Tamar Kushnir spent her ISS semester examining children’s developing conceptions of choice. She found that preschoolers reason about their own and others’ choices in sophisticated ways, and children weigh their personal desires against moral and social obligations. Results of new experiments begun during the ISS fellowship year show the role social and personal experiences play in children’s developing beliefs about choice. Kushnir and her students published several papers and presented them at international conferences.

Karel Mertens, Economics (Fall 2012)
Escaping the Liquidity Trap 
km426@cornell.edu, 454 Uris Hall, 255-6287

Karel Mertens studied the effects of tax reforms on economic activity and fiscal policy in a liquidity trap. One paper off this work, with Morten Rayn, will be published in the American Economic Review and has been highlighted in the Washington Times. Another forthcoming paper in the Journal of Monetary Economics explains why recent estimates of tax multipliers are much larger than estimates shown for prior periods. Additional papers analyze the effects of fiscal interventions in liquidity traps caused by low consumer confidence and the impact of marginal tax rate changes on income distribution.

Tom Pepinsky, Government (Fall 2012)
Politics, Economics and Religion in Indonesia 
tp253@cornell.edu, 322 White Hall, 255-4915

Tom Pepinsky produced three working papers in the Fall of 2012, all on the political economy of Southeast Asia. The first is a comparative study of the politics of trade in US colonial history, comparing sugar industries in the Philippines with those in Hawaii and Puerto Rico. The second addresses the long-term consequences of Chinese and Arab migration to Java under Dutch colonial rule. The third, which is part of a major collaborative project with scholars from around the world, is a thematic overview of pluralist approaches to material inequality and political power in democratic Indonesia. He presented these papers at seminars and workshops at ANU, Binghamton, University of Sydney, UCSD, UVA, Wisconsin, and Yale.

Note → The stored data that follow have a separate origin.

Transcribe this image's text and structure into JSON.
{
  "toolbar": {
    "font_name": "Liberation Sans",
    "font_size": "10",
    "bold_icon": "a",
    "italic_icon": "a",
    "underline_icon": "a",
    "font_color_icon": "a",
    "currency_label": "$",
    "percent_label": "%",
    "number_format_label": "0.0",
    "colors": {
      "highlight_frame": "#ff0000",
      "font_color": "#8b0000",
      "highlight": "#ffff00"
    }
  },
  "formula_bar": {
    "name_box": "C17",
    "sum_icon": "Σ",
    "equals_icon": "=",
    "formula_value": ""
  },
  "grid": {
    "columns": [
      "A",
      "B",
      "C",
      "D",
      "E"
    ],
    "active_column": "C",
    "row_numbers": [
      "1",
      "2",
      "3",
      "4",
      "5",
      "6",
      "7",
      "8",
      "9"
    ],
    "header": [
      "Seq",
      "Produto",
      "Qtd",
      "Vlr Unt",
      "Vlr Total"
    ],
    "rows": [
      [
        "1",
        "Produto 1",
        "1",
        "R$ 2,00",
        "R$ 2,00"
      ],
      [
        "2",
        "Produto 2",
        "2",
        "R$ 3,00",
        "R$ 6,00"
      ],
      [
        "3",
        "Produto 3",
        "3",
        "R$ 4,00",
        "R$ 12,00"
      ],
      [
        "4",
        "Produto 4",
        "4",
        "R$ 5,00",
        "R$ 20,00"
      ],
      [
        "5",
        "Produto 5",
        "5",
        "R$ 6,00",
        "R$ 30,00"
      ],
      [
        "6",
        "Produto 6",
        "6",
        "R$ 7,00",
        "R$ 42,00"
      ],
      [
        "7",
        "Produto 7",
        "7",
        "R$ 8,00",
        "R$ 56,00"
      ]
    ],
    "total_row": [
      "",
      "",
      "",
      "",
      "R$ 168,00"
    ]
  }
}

Brian Rubineau, ILR [McGill University as of 2014] (Fall 2012)
Gendered Peer Effects in Engineering

Brian Rubineau advanced four distinct field research projects, many in collaboration with a variety of institutional research partners.  He prepared three new research manuscripts, all of which were accepted for presentation at scholarly conferences. He completed several other working papers and submitted them for review, resulting in one acceptance (“Missing Links: Referrer Behavior and Job Segregation,” Management Science), one requested revision, and three awaiting decisions. Rubineau also presented his research at seven invited talks, workshops and conferences during the 2012-2013 academic year.


Kim Weeden, Sociology (Fall 2012)
Social Mobility and Immobility in an Age of Inequality
kw74@cornell.edu, 376 Uris Hall

Kim Weeden worked on three disparate, inequality-related questions: 1) How do students’ occupational plans affect their educational decisions? 2) Why has income inequality increased in advanced industrialized nations? 3) How do changing patterns of work hours affect the gender pay gap? Papers that were completed during her fellowship semester have been accepted for publication in the American Sociological Review, Social Science Research, American Behavioral Scientist; one other paper is under review. Some of this work was featured in the Cornell Chronicle and the Harvard Business School’s online magazine.